Alexander Stoeckl zwraca uwagę na wadliwość sprzętu, z którego korzystają obecnie skoczkowie. Zawodnicy są szczególnie narażeni podczas wykonywania telemarku przy lądowaniu. Dlatego Austriak chciałby, aby po 2022 roku wykluczyć obowiązek takiego wykończenia lotu.
- Powinniśmy poważnie przedyskutować pomysł skoków bez telemarku i braku ocen za ten element. Byłoby o bezpieczniejsze dla zawodników - przyznał w rozmowie z "VG" - Przy starym sprzęcie lądowanie telemarkiem było znacznie bezpieczniejsze. Teraz z nowymi wiązaniami, jest zupełnie inaczej. Bez telemarku też można ładnie wylądować - dodał Alexander Stoeckl.

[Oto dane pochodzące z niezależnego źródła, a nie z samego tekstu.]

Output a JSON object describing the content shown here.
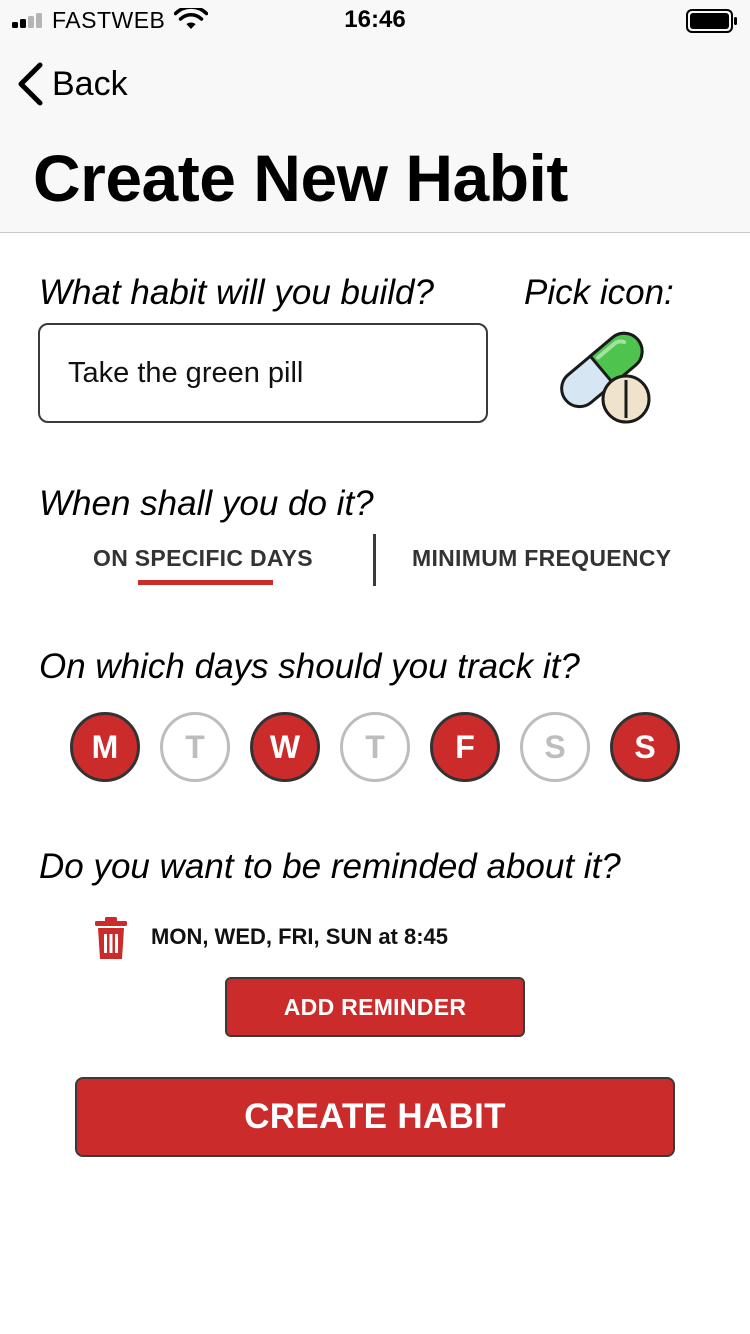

W celu uzasadnienia swojego pomysłu, Alexander Stoeckl podkreśla, że wykluczenie telemarku mogłoby oszczędzić kontuzji m. in. Andersa Fannemela czy Sptehana Leyhe. Zdaniem Austriaka, Międzynarodowa Federacja Narciarska (FIS) powinna wprowadzić zmianę po sezonie olimpijskim 2021/2022.
Sprzeciw wobec zdania trenera wygłaszają norwescy sędziowie. - Brak telemarku oznaczałby koniec oceniania stylu zawodników. Tylko dzięki niemu ocenianie jeszcze istnieje - podkreślił norweskim dziennikarzom Geir Steinar Loeng, międzynarodowy sędzia skoków narciarskich.
Zdanie w sprawie usunięcia telemarku podczas skoków narciarskich wykluczył również członek komisji skokowej FIS, Bertil Palsrud. - Nie ma takiego tematu - oznajmił. FIS zaostrzyła zasady dotyczące sprzętu. W życie wejdą one wraz z rozpoczęciem następnego sezonu skoków. Zmiany dotyczą butów, klinów w kombinezonach i szwów. Wszystkie poprawki mają zapewnić bezpieczeństwo skoczkom.